Some tears, to be sure, but many more smiles

USA - CIRCA 1980s: Marty Schottenheimer of the Cleveland Browns smiles circa 1980s. (Photo by Sporting News via Getty Images via Getty Images)

Some tears, to be sure, but many more smiles

By STEVE KING
I forgot how much fun it was.
I really did.
Oh, I knew it was fun — a whole lot of fun, really — but I forgot just how special Marty Schottenheimer’s time in Cleveland was.
That was my takeaway the other day after going back and watching the Browns’ incredible comeback against the Houston Oilers in the 1988 regular-season finale at Cleveland.
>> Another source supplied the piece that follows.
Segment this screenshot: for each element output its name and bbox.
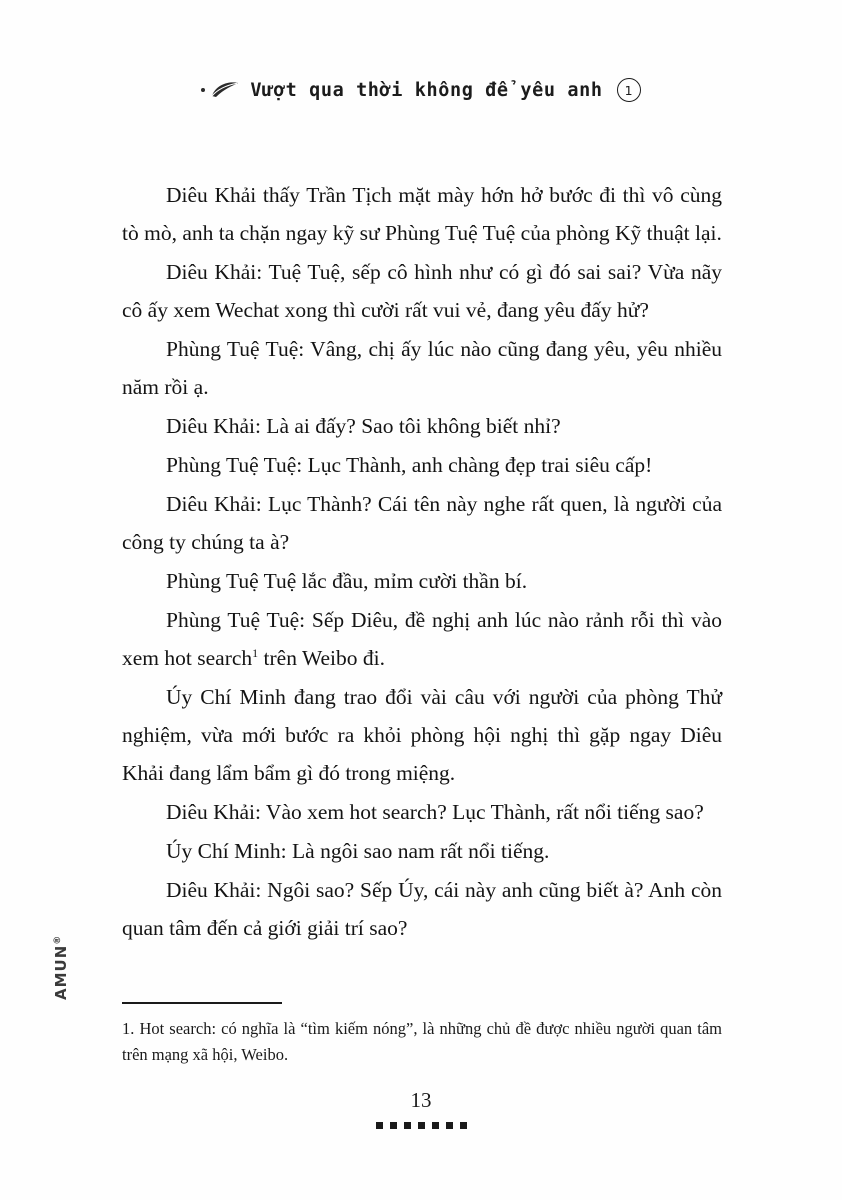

Trailing 23-7 early in the third quarter and appearing to be dead in a game they had to win in order to make the AFC playoffs, and on top of that having to rely on 38-year-old quarterback Don Strock, who had throw three interceptions in the first three series of the first half, the Browns somehow rallied to score 21 unanswered points and win 28-23.
It was Schottenheimer’s greatest regular-season game as a head coach in Cleveland, and it turned out to be his last, for he was fired after a playoff loss to the Oilers six days later at Cleveland when he refused to make coaching staff changes ordered by owner Art Modell.
But that game, in particular, and that 1988 season when the Browns had a team-record amount of injuries at quarterback, along with the 1985-87 sessions, when the Browns won three consecutive Central Division titles and made it to two AFC Championship Games which they lost in agonizing fashion, represented just such a wonderful era of Browns football.
You will always get the real deal — honesty — from me, and I will admit that I got emotional– OK, I cried — while watching the second half of that Oilers game The stadium was electric — it was so loud — as the Browns showed just how good they were, even with a fourth-string quarterback who was coaxed out of retirement and signed while coming off a golf course.
If younger fans want to know older fans feel so passionate about the Browns, even with all the struggles of the expansion era, it’s because of times like that and games like that.
That the 2020 season and the march to the playoffs for the first time in 18 years conjured up memories of all that, is why these older fans in particular are so excited about not just next season, but rather the team’s long-term prospects.